Mom is a truly lovely person, and always had a servant’s heart as we were growing up. We moved to our house on Brook Hollow Road when I was seven, and that’s where I grew up. She made my lunch for school every day, from elementary school to high school. Every morning, she would wake us up for school, and have the cereal laid out for our breakfast. She participated in the car pool for our school–Tuesdays were her usual day to drive a group of us to school. She would have the radio on to Z-93, which was the “cool” station. As I got older and car pooling was no longer the rule, she drove me to school and picked me up each day. It was the highlight of my day to see her car in the pickup line at school for many, many years. Mom drove us to school, to sports practices, to all sorts of different events. She attended every athletic event I ever played in, and was a glad participant. She was team mother for our teams, and class mother at our schools. She even helped my high school get on the National Registry of Historic Places. Mom was deeply involved in all aspects of our lives. She was key to my success as a student, from my earliest days of school.

I remember when Mom went to work when I was in the third grade. She was an interior designer. She made it her custom, however, to be home when Tucker and I got home.

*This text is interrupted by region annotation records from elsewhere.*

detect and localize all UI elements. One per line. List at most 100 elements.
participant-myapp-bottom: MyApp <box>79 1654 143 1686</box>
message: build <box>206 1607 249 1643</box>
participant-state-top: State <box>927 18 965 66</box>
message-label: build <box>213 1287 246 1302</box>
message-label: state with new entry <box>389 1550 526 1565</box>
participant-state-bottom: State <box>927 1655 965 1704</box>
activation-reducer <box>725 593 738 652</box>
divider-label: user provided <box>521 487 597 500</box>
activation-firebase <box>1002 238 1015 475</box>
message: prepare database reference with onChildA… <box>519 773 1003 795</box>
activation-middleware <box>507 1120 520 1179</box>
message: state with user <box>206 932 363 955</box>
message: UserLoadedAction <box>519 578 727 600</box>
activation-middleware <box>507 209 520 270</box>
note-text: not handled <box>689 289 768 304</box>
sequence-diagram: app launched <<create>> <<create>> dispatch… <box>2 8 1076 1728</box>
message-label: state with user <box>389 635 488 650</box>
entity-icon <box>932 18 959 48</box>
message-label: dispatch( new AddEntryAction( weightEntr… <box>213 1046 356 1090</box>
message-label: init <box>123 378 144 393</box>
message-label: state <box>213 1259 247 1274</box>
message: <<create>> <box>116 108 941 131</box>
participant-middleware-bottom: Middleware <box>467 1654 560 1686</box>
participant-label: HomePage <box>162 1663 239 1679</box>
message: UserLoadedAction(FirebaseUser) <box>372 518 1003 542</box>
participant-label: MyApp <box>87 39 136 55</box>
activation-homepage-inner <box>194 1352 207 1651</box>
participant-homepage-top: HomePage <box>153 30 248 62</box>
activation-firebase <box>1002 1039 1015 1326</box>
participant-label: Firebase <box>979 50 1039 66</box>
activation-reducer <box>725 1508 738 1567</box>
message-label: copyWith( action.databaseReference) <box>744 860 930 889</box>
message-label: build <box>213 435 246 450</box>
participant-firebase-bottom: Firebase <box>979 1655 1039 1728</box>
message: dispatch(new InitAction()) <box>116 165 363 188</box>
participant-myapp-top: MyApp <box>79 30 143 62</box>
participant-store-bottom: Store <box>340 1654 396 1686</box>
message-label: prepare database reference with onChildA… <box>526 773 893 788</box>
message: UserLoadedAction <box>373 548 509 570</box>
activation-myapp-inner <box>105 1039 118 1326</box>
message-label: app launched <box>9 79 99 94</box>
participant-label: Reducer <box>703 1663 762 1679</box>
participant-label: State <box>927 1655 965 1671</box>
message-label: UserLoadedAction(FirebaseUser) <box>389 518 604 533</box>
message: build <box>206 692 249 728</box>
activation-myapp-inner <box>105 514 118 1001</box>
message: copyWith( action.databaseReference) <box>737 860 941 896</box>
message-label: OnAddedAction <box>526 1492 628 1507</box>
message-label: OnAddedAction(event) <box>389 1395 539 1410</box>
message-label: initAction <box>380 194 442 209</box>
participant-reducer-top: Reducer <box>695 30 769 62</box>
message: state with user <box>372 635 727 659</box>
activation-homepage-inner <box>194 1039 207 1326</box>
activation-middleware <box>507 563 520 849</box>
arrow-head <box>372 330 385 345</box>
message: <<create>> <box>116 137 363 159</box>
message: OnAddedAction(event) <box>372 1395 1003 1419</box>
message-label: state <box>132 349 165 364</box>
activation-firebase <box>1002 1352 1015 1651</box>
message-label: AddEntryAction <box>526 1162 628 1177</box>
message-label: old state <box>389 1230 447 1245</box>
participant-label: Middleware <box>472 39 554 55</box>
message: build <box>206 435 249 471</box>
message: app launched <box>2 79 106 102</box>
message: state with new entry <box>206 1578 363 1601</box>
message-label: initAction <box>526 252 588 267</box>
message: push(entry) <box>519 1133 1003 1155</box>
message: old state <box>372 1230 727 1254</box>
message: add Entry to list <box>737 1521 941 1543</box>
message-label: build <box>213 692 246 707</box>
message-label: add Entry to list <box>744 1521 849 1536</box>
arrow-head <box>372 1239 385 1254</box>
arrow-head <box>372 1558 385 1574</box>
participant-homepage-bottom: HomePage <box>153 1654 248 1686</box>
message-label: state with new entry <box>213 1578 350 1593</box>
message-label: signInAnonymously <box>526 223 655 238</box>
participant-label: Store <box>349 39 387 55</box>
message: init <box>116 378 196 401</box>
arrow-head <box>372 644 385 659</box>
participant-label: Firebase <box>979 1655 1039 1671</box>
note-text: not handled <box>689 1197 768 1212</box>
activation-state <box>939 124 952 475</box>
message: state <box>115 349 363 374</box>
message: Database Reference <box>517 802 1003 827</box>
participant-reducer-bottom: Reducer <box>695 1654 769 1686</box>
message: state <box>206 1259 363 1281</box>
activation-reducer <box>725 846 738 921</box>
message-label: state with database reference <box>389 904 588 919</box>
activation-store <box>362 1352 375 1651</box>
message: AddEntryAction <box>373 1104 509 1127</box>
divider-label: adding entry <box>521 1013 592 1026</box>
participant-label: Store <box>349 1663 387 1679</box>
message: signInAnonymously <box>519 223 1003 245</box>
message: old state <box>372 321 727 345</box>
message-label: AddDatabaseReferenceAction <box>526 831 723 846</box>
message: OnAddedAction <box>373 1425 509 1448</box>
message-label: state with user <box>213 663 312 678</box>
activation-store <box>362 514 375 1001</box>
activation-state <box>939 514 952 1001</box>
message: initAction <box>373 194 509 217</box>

It was a rare occasion indeed when Mom wasn’t home when we got home from school. She offered us cookies from the cookie jar for a snack every day after school. The taste of a Chips Ahoy cookie still reminds me of coming home from school!

Mom has a tender heart. My dad would come and pick us up some weekends. I remember the summer after my sixth grade year, Dad took us on a month long trip to Montana. I have the most distinct memory of pulling away from my house, and seeing Mom standing in the window, watching us drive away.

Of course, Mom was no pushover. Tender, yes. Weak, never. She endured endless trials and tribulations brought on by Tucker’s and my (mostly Tucker’s) foibles and indiscretions as youngsters. Punishment was swift and harsh, but just. Mom spanked my rear end when I was twelve years old–right in front of my friend–for talking back. She washed my mouth out with soap for using foul language when I was in fifth grade. Mom was never one to suffer fools. She forbade me from playing with Jonathan in my neighborhood, because he was “sneaky.” She said that his parents did not care about him because they did not care what he did. She was right.

Mom taught us to do unto others as we would have them do to us. She taught us to be positive by her example. Mom smiles a lot, and growing up in her household, we were always smiled at. Being smiled at is a very simple thing, and yet, it can make all the difference in the world for a young person or a child. One thing that has never changed in my 45 years of knowing my mother: she has an unforgettable smile. I cannot count how many times in my life, sitting at the table, riding the back seat of the car, or countless other times and contexts, making the slightest eye contact with Mom, and being met with a genuine smile of affection and encouragement. She still does that.

My mother has a magnetic personality. She is an engaging conversationalist. She is deeply concerned for others. She is a loyal friend. Some of her friends she has had for a lifetime. She is sought after by hundreds of people. She is my mother. I am proud to own her. I am proud of who she is. I am proud to be her son. I love her, and those who love her, I love.

Happy Mother’s Day, Mom. Consider this my act of rising up and calling you blessed (Proverbs 31.28).